Totally agree with Dr. K. with his suggestion for placing the finished pork butt/shoulder in a cooler. When you take out something like a pork butt/shoulder, a beef brisket, a trip-tip roast or a boneless chuck roast "chucky" you can foil it and then wrap it in towels or just place it in the bottom of a cooler with towels or newspapers on top of it. It will stay hot for hours as it rests and the juices are redistributed throughout the meat. Actually, the one time I smoked a tri-tip I didn't foil it.
235° is the temp most recommended by Ray "Dr. BBQ" Lampe for everything. I typically smoke meats between 225-240°. The bark I got from the last time I smoked a brisket was too soft so I'm going to try leaving it unfoiled for a longer period of time. I cook a 6-8 lb. brisket for about 11 hours in the temp range I mentioned. I like oak wood pellets for brisket.

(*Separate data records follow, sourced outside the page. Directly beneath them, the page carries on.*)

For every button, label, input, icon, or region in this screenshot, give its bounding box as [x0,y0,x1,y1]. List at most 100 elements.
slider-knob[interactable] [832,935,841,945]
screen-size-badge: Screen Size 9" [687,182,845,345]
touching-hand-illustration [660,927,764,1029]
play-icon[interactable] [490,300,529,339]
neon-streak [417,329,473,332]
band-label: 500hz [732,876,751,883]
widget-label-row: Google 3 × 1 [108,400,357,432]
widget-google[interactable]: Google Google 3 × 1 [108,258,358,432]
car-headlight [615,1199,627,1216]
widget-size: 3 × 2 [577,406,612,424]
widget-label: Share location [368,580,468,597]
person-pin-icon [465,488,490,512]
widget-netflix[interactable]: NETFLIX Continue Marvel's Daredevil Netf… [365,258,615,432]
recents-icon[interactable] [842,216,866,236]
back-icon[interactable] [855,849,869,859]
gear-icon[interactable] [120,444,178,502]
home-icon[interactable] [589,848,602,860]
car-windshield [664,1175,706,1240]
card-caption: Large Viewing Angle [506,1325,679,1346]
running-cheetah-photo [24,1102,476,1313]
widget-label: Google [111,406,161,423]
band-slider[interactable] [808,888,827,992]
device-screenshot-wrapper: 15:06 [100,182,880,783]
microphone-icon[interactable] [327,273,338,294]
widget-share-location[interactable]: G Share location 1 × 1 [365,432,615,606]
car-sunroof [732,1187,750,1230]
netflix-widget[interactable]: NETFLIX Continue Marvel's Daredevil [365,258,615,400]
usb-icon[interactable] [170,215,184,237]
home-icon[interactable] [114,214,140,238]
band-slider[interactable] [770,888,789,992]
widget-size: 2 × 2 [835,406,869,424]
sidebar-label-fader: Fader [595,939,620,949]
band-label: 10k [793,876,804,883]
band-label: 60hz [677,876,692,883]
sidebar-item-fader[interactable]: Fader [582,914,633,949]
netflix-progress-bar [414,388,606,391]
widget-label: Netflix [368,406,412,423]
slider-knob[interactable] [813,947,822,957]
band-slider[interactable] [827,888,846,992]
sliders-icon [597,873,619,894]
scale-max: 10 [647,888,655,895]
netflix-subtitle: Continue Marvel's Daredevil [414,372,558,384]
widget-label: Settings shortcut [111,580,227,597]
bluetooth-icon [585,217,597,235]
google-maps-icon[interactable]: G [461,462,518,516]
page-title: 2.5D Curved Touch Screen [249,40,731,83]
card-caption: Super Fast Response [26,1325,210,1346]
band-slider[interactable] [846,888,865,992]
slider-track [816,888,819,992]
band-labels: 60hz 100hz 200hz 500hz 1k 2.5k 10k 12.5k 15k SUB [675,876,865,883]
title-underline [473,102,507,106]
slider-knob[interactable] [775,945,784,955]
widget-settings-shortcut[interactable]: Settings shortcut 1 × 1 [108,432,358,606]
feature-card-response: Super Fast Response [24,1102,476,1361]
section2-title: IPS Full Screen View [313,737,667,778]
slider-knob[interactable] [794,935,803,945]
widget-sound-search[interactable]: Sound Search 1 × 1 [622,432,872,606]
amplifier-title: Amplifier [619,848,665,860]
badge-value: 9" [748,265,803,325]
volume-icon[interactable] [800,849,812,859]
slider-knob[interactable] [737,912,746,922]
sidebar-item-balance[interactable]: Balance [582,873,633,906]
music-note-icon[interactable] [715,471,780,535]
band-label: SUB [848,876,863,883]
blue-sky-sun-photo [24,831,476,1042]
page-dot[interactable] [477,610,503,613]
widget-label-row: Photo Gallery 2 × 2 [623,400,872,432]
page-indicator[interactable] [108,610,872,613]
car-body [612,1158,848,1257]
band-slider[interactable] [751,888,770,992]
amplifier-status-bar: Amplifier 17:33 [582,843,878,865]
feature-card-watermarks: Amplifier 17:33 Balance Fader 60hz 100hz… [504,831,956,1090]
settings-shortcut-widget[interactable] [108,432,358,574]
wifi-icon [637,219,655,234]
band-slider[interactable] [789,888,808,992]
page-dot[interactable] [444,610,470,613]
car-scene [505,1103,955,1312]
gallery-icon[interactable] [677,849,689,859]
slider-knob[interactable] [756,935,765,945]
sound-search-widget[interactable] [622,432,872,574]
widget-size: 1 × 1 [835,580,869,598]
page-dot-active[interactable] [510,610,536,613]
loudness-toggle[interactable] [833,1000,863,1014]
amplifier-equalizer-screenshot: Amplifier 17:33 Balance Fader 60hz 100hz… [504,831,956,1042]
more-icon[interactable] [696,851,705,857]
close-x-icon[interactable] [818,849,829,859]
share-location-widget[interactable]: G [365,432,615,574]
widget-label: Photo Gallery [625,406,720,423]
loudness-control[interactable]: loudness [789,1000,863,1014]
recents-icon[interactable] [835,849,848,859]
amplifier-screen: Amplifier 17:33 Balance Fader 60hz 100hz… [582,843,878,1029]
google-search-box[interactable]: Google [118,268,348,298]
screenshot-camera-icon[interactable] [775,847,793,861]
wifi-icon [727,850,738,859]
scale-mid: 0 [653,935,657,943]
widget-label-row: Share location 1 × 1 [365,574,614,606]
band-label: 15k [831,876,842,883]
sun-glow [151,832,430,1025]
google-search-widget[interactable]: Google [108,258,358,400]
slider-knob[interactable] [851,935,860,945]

I've got a number of commercial dry rubs--most of them given to me as gifts. I've also got several Stubb's BBQ sauces and meat marinades. I don't like Famous Dave's stuff because of the additives and other junk I see listed among the ingredients.
However, it is SO easy to make your own. My wife and I are avid home cooks and we've amassed just about everything you need in a panty to make anything, but it's taken us years. I have two cookbook suggestions for you that will give you great, simple-to-make dry rubs and sauces: BBQ, mop, and finishing sauces:
"Barbecue! Bible Sauces, Rubs, and Marinades, Bastes, Butters, and Glazes" by Steven Raichlen http://www.amazon.com/Barbecue-Sauces-Marinades-Bastes-Butters/dp/0761119795/ref=asap_bc?ie=UTF8,
"Weber's New Real Grilling: The ultimate cookbook for every backyard griller" by Jamie Purviance. http://www.amazon.com/Webers-New-Real-Grilling-ultimate/dp/0376027983/ref=sr_1_1?s=books&ie=UTF8&qid=1446405896&sr=1-1&keywords=weber+new+real+grilling
"Smoke & Spice" by Cheryl and Bill Jamison. http://www.amazon.com/Smoke-Spice-Cooking-Real-Barbecue/dp/155832836X/ref=sr_1_1?s=books&ie=UTF8&qid=1446406017&sr=1-1&keywords=smoke+and+spice+by+cheryl+and+bill+jamison
"Slow Fire: The Beginner's Guide to Barbecue" by Ray "Dr. BBQ" Lampe. http://www.amazon.com/Slow-Fire-Beginners-Guide-Barbecue/dp/1452103038/ref=sr_1_3?s=books&ie=UTF8&qid=1446406278&sr=1-3&keywords=ray+lampe
You can also find these books at Barnes & Noble and other places like that online or in the brick-and-mortar stores. There is nothing like producing outstanding Q with flavors from the dry rub and sauces that YOU made from scratch.